Almost the moment I stepped onto Oak Court Mall's parking lot, mall security told me I had to go. We were kicked off by mall security just a few days after a gunman fired shots at a man's chest inside the mall. The shooting sparked panic all around the city and having us firing questions about public safety.
“Until we deal with the cancer, it’s going to spread,” said Memphis Mayor AC Wharton.
Wharton points out that when crime happens it happens everywhere, that's why he plans on asking city council to expand the Memphis Gun Down program, already in Raleigh and South Memphis, to all areas of the city.
But what else can be done to avoid shooting's like the one Thursday night?
“For me or any other elected official to guarantee a plan so that nothing like this ever happens again, that’s just a big lie and I'm not going to do that,” said Wharton.
But Mayor Wharton says he does promise to push for more police patrols and programs to get stolen guns of the streets of Memphis.
He says the city also needs to have an open and honest conversation.
“We don’t like to talk about race because we are in post racial society. When it comes to crime in this city, it is young black males between the ages of 17 and 24 years,” said Wharton.
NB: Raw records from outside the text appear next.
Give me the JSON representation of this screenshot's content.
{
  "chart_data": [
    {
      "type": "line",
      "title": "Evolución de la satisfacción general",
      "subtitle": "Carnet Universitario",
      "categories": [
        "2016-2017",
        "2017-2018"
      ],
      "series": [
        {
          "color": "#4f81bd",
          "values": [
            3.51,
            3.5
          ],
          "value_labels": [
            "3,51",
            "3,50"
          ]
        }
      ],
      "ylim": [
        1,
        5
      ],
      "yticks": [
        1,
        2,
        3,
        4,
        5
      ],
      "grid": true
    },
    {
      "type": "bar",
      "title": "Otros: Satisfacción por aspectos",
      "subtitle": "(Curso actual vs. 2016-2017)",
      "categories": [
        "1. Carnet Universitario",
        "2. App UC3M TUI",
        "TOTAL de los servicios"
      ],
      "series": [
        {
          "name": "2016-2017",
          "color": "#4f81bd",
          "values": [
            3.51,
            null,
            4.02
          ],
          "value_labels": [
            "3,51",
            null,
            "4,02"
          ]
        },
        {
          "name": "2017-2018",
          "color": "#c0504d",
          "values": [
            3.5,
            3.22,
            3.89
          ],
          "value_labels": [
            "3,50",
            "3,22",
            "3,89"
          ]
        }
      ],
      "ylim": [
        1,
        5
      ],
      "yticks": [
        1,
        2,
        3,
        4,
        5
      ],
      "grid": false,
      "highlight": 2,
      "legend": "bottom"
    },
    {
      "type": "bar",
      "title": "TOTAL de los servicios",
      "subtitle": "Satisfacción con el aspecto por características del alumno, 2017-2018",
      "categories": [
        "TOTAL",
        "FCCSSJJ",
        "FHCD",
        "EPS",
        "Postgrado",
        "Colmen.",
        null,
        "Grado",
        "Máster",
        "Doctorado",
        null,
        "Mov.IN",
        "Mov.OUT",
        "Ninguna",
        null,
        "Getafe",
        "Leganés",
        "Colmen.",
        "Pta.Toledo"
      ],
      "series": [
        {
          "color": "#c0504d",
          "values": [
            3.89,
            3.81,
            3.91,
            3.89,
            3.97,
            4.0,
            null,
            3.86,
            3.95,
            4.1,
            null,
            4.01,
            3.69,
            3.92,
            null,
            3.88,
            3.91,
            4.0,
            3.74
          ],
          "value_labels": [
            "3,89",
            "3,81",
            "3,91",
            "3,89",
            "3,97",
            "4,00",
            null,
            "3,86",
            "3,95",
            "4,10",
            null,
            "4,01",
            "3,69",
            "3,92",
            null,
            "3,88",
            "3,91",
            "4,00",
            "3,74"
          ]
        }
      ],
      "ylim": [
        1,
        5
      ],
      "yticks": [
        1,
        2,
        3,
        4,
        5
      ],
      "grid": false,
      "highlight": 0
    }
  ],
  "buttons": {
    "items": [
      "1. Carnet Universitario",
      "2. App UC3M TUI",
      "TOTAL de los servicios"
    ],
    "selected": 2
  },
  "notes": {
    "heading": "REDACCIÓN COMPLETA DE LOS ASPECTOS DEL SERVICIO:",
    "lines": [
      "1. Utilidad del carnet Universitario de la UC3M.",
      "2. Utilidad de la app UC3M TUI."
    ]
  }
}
Wharton stresses for things too change, there needs to be more programs and mentoring positively impacting the lives of young African-American males; giving them a sense of pride and wanting a bright future.
“When you say we, is that just your administration and the city? Or is that everyone?” asked WREG’s Elise Preston.
“That's everybody, I wouldn’t want a government big enough to do it all,” said Wharton.
Mayor Wharton says strides also need to be made in gun control, but as mayor he doesn’t have that kind of power.
He says people in support of gun control reform; need to contact our state lawmakers.